In the past 100 years, the primary method of measuring calories has not changed course. The Atwater method uses classical knowledge about how food is metabolized via fats, protein and carbohydrates.
According to this system, there are nine calories per gram of fat, four calories per gram of protein, four calories per gram of carbohydrate and seven calories per gram of alcohol.
Then, food companies identify the amount of carbohydrates, fats and protein in their foods and add together the total amount of calories. Fairly simple process, yes?
Nope. Back when Wilbur Olin Atwater pioneered the technique of respiration calorimetry, it was breaking science. Previous experiments had only been conducted on animals, but thanks to Atwater, we learned what food calories meant in human terms.
The math equations and methods have simple roots. Metabolized energy is equal to gross food energy minus whatever is secreted (via feces, urine, gas, et cetera).

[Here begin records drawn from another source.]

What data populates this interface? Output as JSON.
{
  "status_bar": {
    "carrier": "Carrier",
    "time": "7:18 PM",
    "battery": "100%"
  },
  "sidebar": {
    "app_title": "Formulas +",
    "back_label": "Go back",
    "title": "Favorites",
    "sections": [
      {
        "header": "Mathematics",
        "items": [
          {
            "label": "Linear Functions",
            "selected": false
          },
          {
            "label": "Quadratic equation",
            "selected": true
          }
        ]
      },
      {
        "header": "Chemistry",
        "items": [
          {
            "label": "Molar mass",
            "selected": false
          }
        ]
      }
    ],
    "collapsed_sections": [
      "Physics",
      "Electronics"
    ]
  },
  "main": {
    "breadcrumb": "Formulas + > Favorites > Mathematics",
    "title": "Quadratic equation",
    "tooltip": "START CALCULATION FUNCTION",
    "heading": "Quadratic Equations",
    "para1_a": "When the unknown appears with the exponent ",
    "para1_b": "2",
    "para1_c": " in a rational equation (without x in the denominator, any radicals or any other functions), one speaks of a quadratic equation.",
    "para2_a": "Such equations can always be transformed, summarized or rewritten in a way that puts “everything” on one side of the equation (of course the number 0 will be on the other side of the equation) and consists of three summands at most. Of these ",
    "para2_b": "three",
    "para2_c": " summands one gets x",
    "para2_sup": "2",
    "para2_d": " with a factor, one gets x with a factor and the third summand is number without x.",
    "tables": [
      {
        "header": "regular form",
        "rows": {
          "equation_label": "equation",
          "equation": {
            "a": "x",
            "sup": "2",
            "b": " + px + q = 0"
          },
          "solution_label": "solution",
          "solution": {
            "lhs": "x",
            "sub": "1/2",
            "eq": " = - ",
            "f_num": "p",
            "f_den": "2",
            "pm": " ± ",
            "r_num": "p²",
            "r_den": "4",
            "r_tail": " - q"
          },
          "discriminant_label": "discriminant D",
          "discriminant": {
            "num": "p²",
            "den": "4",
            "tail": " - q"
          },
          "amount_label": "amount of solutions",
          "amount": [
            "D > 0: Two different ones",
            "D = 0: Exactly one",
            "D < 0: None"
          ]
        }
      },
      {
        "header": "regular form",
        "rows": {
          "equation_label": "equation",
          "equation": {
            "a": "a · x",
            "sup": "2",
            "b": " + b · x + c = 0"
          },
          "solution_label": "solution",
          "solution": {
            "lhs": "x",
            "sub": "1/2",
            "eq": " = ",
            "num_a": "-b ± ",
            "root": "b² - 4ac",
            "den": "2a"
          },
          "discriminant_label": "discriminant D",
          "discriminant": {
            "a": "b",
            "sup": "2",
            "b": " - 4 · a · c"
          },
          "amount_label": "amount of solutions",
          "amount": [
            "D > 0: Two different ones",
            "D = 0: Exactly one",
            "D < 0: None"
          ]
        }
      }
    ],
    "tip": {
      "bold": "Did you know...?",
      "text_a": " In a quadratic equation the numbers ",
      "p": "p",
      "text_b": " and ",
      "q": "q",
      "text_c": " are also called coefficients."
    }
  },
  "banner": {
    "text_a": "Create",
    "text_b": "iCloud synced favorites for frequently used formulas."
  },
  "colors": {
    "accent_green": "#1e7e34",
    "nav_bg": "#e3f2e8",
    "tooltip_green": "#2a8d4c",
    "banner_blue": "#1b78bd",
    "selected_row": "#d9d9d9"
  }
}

However, current availability of subjects and advanced technology calls for an overhaul of this ancient experimental basis for these commonly understood values. According to Martin Wickham of Leatherhead Food Research, these standard caloric values can be reestablished.

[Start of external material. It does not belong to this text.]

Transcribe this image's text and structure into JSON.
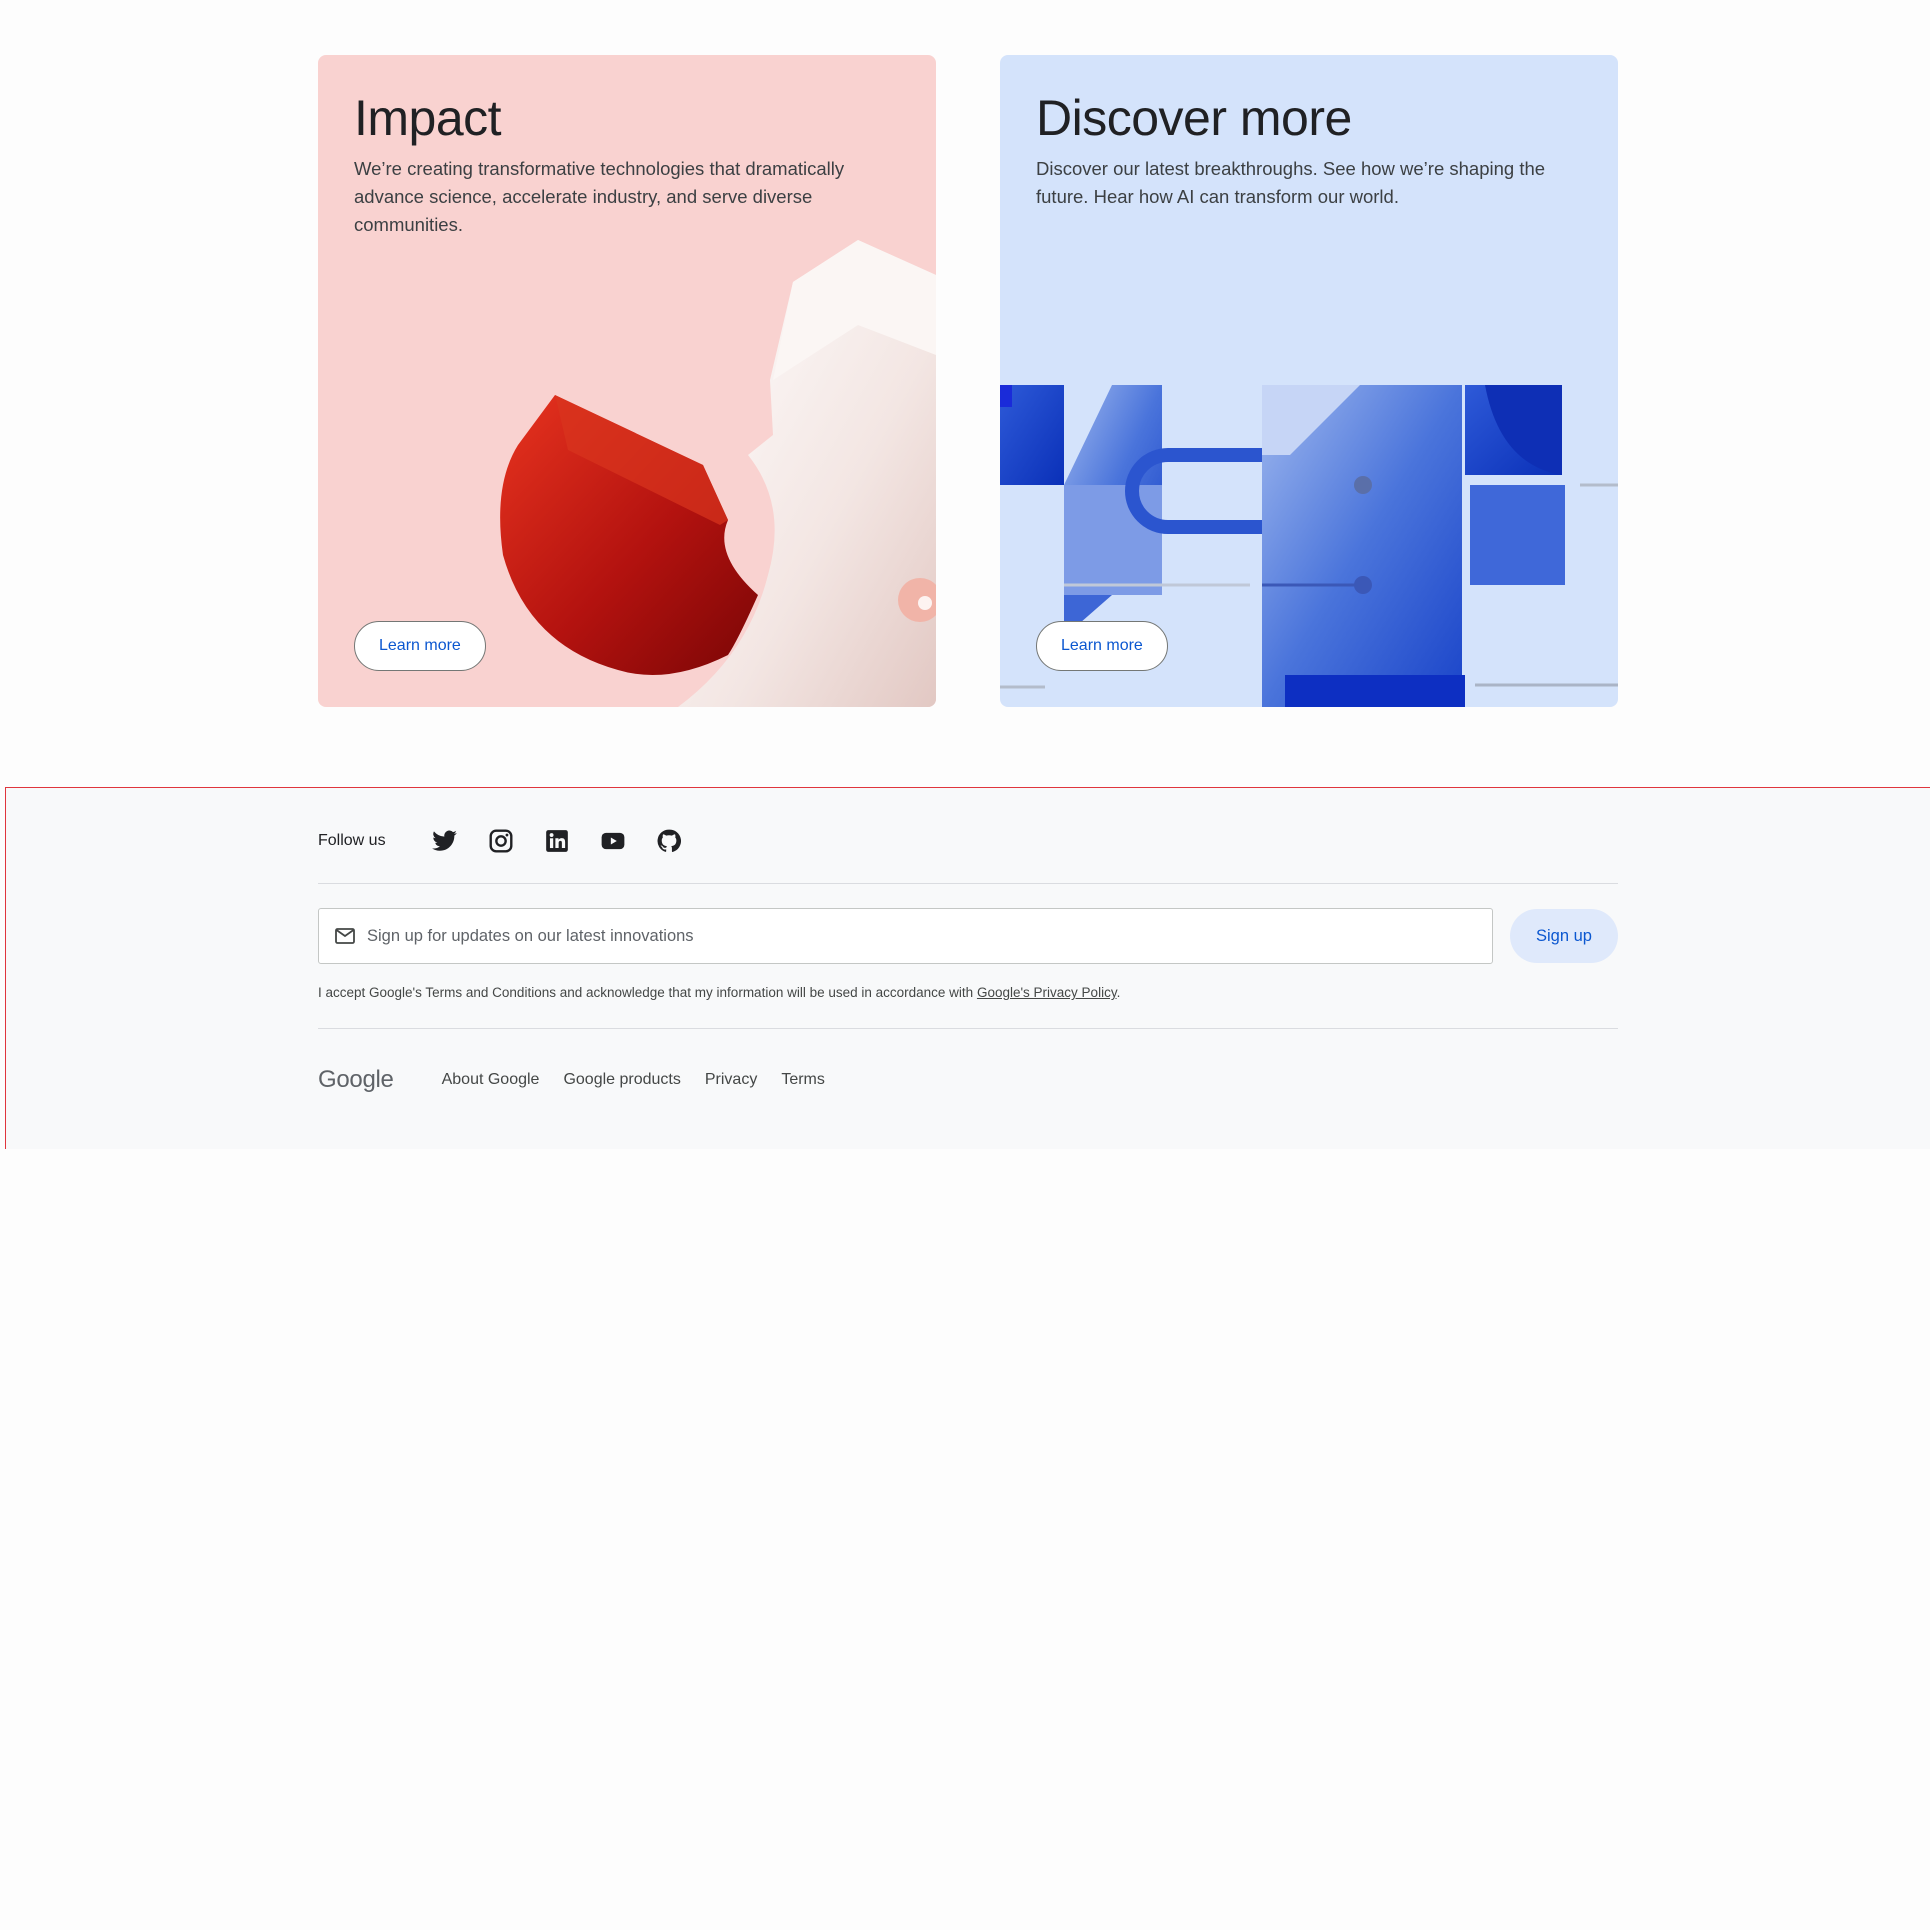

Wickham also says that in the past 100 years, we have learned that different foods have different structures.
One example of this is plant verse animal foods. Plant foods have cell walls that take extra energy to break down. However, their fats, protein and carbohydrates are treated the same as these macronutrients that come from animal sources in the Atwater system of calorie prediction.

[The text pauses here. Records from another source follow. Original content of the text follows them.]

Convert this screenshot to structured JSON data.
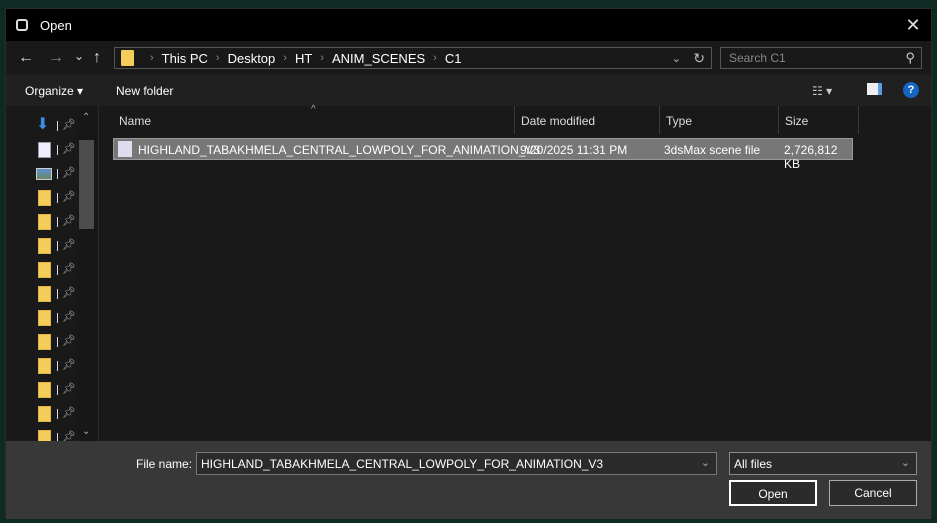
{
  "window": {
    "title": "Open",
    "close": "✕"
  },
  "nav": {
    "back": "←",
    "forward": "→",
    "recent": "⌄",
    "up": "↑",
    "path": [
      "This PC",
      "Desktop",
      "HT",
      "ANIM_SCENES",
      "C1"
    ],
    "search_placeholder": "Search C1"
  },
  "toolbar": {
    "organize": "Organize ▾",
    "new_folder": "New folder",
    "help": "?"
  },
  "sidebar": {
    "items": [
      "downloads",
      "documents",
      "pictures",
      "folder",
      "folder",
      "folder",
      "folder",
      "folder",
      "folder",
      "folder",
      "folder",
      "folder",
      "folder",
      "folder"
    ]
  },
  "columns": [
    "Name",
    "Date modified",
    "Type",
    "Size"
  ],
  "files": [
    {
      "name": "HIGHLAND_TABAKHMELA_CENTRAL_LOWPOLY_FOR_ANIMATION_V3",
      "date": "9/20/2025 11:31 PM",
      "type": "3dsMax scene file",
      "size": "2,726,812 KB"
    }
  ],
  "bottom": {
    "file_name_label": "File name:",
    "file_name_value": "HIGHLAND_TABAKHMELA_CENTRAL_LOWPOLY_FOR_ANIMATION_V3",
    "filter": "All files",
    "open": "Open",
    "cancel": "Cancel"
  }
}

In a study conducted by Janet Novotny, Sarah Gebauer and David Baer in July 2012, the researchers found a 32 percent overestimation of calories coming from almonds using the Atwater technique compared to laboratory experimentation of human metabolism.
Knowing that there can be such a huge discrepancy between food labels and what we actually get out of food can seem unsettling. However, eating correct portions and focusing on consuming necessary vitamins and minerals is what truly leads to a balanced diet.
Fussing about calories here and calories there is a stressful practice, and unless you have access to a metabolism laboratory, it will be impossible to determine the precise amount of calories in everything you eat.
It is unlikely that there will be an overhaul on food labels; the good still inherent in the Atwater model outweighs manpower and the price it would take to investigate each food’s honest caloric contribution.